For Spinoza, the man’s life is marked by the sad procession of sad passions (hatred, envy …).

– These passions reduce man to a state of servitude, that is to say, passivity.

– Here comes the philosophy’s role is to cure the man of her sad passions, to become master of himself.

Spinoza, Virtue and wisdom

Virtue in Spinoza, has nothing to do with what is commonly understood. Being virtuous is to acquire true knowledge of our passions through appropriate ideas and concepts.

Thus the righteous is the one who discovers the dynamism that animates him:

– To be virtuous is to know the real access to the fullness of life.

– Virtue and life are inseparable.

The wise man is the one who has access to true knowledge, and he comes in the fullness.

Spinoza and Politics

The wise man lives under the regime of reason. In this way, the citizen Spinoza also found the agreement and unity with others.

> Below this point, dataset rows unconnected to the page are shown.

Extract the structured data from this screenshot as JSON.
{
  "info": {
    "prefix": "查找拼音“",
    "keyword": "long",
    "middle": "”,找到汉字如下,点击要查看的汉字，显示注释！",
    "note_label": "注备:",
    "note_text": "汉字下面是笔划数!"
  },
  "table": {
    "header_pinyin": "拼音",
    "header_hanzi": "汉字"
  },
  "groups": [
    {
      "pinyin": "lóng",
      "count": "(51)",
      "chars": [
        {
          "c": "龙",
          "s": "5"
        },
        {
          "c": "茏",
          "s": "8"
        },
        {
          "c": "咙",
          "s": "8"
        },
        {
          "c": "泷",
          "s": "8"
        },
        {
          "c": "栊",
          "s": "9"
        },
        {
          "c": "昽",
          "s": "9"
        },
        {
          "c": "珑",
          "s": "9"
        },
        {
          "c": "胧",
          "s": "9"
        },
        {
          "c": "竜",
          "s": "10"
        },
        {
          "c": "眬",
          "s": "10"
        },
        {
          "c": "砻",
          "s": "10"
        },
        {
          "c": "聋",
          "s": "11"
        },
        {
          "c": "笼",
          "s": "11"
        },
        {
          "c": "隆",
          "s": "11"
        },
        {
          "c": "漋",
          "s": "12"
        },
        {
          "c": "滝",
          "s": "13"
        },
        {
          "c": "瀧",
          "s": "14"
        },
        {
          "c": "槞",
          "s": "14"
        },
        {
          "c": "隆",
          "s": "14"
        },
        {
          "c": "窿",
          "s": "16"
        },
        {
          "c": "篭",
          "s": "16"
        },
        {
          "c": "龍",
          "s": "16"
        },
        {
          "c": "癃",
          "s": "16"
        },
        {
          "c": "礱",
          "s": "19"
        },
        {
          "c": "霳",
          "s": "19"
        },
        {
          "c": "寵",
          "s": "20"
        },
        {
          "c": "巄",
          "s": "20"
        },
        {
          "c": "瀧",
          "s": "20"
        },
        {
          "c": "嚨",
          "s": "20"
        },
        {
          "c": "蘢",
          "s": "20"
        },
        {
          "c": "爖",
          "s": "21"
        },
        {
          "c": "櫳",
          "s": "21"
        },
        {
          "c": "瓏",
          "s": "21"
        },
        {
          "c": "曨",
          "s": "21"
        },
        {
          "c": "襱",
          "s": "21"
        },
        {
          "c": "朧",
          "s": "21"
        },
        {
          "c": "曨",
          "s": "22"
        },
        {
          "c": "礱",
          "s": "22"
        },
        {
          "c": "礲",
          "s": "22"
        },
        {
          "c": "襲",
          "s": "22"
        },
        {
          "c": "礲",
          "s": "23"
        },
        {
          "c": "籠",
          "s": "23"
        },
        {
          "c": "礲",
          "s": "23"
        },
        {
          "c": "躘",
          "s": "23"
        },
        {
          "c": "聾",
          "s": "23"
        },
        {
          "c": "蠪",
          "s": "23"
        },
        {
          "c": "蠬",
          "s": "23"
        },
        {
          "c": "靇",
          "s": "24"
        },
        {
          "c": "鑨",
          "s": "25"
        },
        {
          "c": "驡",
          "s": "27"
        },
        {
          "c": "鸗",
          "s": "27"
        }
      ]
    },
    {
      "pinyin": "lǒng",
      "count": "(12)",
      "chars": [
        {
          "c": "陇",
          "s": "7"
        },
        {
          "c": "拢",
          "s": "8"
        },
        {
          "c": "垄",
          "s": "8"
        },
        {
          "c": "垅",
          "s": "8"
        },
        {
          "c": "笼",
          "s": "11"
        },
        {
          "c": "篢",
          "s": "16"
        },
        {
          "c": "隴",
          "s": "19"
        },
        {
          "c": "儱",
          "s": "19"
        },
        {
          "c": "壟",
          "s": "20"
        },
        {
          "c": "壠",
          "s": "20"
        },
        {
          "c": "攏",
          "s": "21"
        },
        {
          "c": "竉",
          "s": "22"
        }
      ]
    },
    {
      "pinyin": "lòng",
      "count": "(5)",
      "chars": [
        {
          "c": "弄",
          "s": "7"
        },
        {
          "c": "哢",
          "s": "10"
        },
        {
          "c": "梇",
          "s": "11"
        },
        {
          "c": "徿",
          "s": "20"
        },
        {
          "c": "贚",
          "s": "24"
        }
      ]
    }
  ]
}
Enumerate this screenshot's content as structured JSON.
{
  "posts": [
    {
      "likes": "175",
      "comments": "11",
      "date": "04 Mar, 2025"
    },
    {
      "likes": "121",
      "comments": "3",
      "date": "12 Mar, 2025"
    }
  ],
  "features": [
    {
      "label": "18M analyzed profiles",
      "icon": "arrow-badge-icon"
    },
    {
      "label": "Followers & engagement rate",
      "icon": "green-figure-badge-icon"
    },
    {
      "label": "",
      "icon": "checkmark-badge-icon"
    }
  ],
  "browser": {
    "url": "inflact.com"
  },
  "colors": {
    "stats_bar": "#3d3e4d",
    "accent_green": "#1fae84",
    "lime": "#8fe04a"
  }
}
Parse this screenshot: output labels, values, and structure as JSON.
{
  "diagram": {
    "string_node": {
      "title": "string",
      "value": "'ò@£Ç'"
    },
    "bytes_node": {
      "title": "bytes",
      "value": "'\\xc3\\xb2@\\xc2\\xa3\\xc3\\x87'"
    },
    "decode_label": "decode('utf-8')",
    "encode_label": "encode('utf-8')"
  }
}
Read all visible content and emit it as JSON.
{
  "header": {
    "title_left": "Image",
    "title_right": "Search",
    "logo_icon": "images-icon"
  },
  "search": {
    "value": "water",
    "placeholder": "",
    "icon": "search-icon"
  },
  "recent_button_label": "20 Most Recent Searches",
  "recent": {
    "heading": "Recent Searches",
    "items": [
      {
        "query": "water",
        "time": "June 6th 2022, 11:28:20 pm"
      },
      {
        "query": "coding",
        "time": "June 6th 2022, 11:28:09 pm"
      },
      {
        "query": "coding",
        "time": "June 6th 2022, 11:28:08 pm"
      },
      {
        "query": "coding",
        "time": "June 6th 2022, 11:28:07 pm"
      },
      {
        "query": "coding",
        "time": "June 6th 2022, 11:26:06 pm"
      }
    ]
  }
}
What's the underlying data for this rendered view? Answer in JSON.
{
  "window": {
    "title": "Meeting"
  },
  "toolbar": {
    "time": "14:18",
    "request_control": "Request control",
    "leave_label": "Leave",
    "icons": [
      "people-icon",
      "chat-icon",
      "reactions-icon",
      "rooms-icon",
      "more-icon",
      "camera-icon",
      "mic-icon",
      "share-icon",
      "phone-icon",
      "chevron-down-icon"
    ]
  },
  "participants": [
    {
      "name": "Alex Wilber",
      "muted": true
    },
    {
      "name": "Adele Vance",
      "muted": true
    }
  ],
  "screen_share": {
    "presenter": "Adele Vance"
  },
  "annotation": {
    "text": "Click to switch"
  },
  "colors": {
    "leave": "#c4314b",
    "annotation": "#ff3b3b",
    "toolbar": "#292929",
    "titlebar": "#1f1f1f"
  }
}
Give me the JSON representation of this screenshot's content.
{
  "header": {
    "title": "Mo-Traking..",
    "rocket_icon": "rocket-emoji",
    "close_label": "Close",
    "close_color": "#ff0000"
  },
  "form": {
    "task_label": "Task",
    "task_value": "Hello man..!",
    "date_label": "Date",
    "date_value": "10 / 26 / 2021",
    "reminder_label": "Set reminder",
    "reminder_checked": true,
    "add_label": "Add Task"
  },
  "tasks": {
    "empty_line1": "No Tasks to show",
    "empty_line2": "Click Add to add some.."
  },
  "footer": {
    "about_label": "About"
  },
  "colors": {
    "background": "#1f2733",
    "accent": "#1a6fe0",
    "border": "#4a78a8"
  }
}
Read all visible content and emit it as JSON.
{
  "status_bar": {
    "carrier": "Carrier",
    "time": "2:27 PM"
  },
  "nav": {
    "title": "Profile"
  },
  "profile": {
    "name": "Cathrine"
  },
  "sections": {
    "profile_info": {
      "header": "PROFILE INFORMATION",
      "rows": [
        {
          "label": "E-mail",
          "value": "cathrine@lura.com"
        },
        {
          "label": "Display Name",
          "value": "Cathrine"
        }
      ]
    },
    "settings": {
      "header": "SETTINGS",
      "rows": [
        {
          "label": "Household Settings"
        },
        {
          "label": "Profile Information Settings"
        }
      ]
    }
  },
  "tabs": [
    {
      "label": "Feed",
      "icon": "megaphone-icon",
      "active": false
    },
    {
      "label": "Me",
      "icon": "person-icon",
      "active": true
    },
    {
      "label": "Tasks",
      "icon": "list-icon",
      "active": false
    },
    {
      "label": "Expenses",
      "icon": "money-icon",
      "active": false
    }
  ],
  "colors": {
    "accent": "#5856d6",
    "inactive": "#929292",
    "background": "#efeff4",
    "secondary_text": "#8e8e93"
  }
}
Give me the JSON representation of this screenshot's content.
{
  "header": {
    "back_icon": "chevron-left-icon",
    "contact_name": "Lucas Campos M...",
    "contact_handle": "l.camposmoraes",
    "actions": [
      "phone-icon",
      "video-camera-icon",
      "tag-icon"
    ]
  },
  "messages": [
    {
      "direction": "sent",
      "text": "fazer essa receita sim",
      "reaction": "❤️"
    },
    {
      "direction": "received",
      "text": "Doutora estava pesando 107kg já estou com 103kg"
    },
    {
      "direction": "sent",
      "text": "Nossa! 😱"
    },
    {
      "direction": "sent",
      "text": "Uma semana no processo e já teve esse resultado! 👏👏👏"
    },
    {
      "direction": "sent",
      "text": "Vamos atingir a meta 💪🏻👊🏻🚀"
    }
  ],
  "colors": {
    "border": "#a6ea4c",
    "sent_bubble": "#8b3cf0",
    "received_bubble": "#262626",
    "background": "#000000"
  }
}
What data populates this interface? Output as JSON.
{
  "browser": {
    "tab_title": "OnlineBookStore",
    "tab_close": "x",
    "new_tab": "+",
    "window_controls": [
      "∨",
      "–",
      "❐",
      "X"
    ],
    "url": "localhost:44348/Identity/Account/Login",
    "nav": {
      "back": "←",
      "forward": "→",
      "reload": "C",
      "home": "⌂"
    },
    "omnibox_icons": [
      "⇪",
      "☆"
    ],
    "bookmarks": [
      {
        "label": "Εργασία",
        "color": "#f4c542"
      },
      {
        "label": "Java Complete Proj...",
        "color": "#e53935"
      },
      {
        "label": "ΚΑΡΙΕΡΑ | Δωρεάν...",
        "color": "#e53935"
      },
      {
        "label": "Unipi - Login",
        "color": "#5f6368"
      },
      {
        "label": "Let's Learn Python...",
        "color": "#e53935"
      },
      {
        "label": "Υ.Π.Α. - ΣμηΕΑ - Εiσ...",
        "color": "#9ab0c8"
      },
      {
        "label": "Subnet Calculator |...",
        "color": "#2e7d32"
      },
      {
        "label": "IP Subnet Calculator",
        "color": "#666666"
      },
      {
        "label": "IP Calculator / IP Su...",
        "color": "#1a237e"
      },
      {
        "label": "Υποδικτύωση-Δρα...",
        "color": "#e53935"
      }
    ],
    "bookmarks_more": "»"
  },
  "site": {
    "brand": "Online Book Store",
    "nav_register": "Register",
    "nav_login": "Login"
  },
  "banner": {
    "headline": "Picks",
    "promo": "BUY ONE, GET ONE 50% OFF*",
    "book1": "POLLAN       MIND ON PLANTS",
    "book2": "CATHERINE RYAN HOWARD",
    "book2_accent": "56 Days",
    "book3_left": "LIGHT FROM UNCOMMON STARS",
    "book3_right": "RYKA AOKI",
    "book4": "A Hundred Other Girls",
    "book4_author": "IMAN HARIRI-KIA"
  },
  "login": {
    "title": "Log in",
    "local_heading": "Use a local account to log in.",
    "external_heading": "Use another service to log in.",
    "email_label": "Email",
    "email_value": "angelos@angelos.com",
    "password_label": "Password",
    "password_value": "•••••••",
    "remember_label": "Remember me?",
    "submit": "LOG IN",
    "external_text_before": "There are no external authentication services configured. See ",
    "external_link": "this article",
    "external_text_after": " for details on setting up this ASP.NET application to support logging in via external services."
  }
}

Thus, the State must be rationally designed: the only rational State opens the way to freedom, under the laws of human nature, that is to say, aware of the infinite nature.

Spinoza is a Democrat. Democracy means a system where no one transfers his rights to another and where all are equal, a city where freedom of conscience is absolute.

Thus emerges the destiny of free men living under the regime of reason in a free city. By accessing the true knowledge, man becomes a God to man. Spinoza’s politics merges with its Ethics and completes it.